Start. It’s perhaps stating the bleedin’ obvious, but upon receipt of diagnosis everything pretty much changes. The wheel, as they say, takes a fresh spin, but also tilts on its axis just a little … or a lot, depending on what it means to you personally. What is certain is that in certain, and quite important, circumstances, you are no longer a person but a patient. You are your condition. This can be problematic, in a number of ways, not least for you (that’s the patient, btw). In terms of the system you are now a set of symptoms, a set of boxes to tick (and, mark you, a pricey set of boxes). This much is reasonably obvious. You may not expect it, but you realise pretty quickly that most of the time professionals address the symptoms not the person – that is left up to support groups and so on. Unfortunately, this disjunct can lead to a lack of meaningful communication between system and patient … and it’s even happening here. In attempting to deal in the abstract, I am repeating the same error.
It’s tough. It’s tough for professionals not to treat you as if you merely your condition. It’s tough for you to think of yourself outside of your condition. People you meet who you tell of your particular issue often seem to find it hard not to label you PD – after all, why not? It’s a convenient and useful sticker. Personally, I tell people as and when it becomes relevant – when I fall asleep while talking to them, for example! Naturally, in the early days of discovery and accommodation, PD does take you over just a little. You can come across as overly focused on the condition (hardly bleedin surprising, I mean …), and people you meet naturally remember this part of you, as it’s both the most memorable and the most convenient descriptor. You become your disease.
Now, we all deal with things differently, and this post by Tom Isaacs is a case in point. It describes very neatly how he sees his journey with PD, and has a lot going for it. But it’s just his journey. This is how he sees things. The comments are instructive, I think … they demonstrate how people can fixate on certain aspects of the disease, psychologically speaking, and thus see that as ‘the cure’. To me, it can dip into the realms of self-help, which is anathema.

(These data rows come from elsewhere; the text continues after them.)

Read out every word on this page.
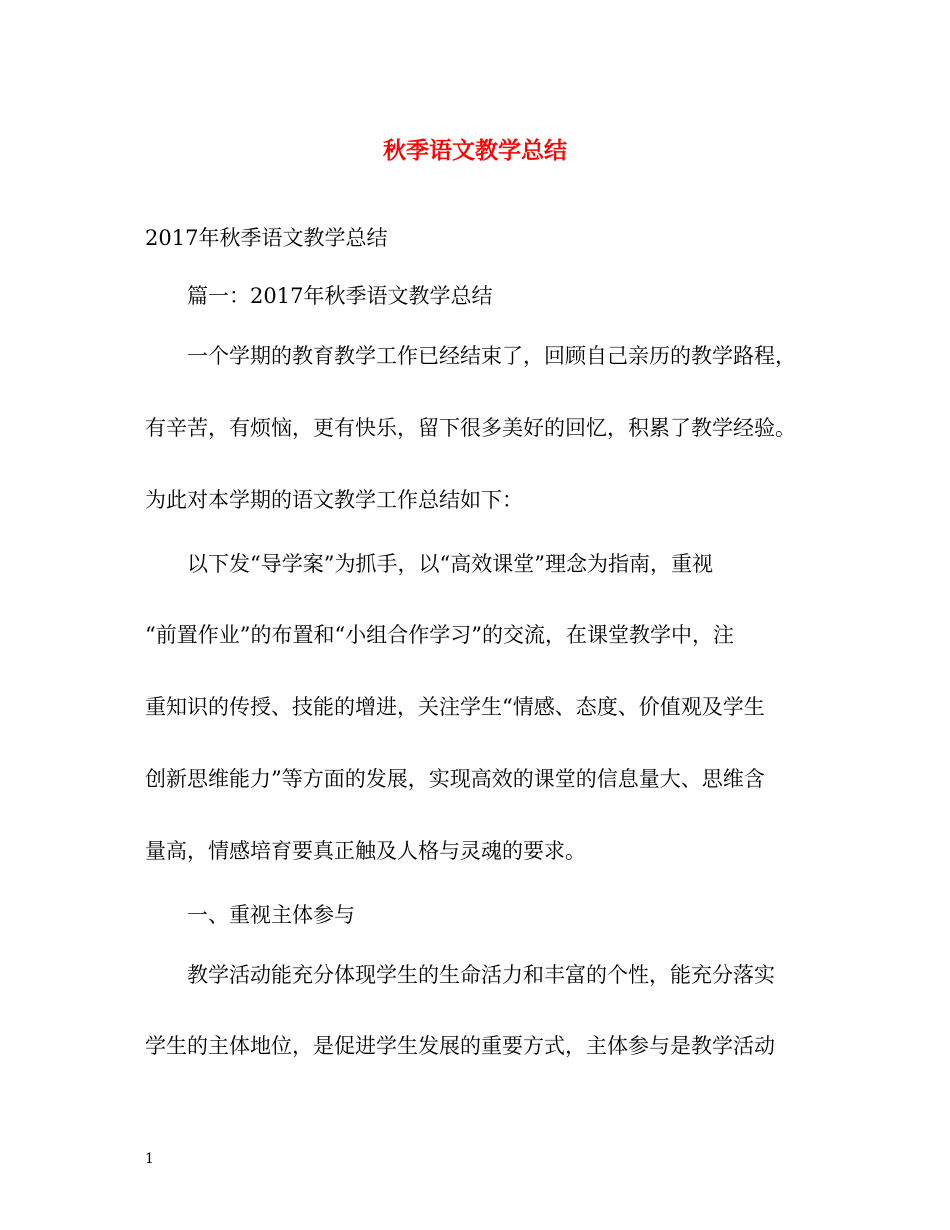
秋季语文教学总结
2017年秋季语文教学总结
篇一：2017年秋季语文教学总结
一个学期的教育教学工作已经结束了，回顾自己亲历的教学路程，
有辛苦，有烦恼，更有快乐，留下很多美好的回忆，积累了教学经验。
为此对本学期的语文教学工作总结如下：
以下发“导学案”为抓手，以“高效课堂”理念为指南，重视
“前置作业”的布置和“小组合作学习”的交流，在课堂教学中，注
重知识的传授、技能的增进，关注学生“情感、态度、价值观及学生
创新思维能力”等方面的发展，实现高效的课堂的信息量大、思维含
量高，情感培育要真正触及人格与灵魂的要求。
一、重视主体参与
教学活动能充分体现学生的生命活力和丰富的个性，能充分落实
学生的主体地位，是促进学生发展的重要方式，主体参与是教学活动
1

The point is that there is no one size fits all with PD. The disease itself is remarkably personal – it manifests in each person differently and stubbornly refuses to follow set patterns, predictable developments. It’s largely a clinical diagnosis, inasmuch as only the effects, not the cause, is available for observation – we don’t make enough dopamine because these cells snuff it, but we don’t know why. There is no PD pathogen.
This means, I think, that how the patient (sorry, pretty much had to use that word) perceives their progression is of vital importance. PD won’t fit into a box, because it doesn’t work like that. What works for Tom may not work for me.
PD becomes part of our identity, but PD doesn’t define you. You define it.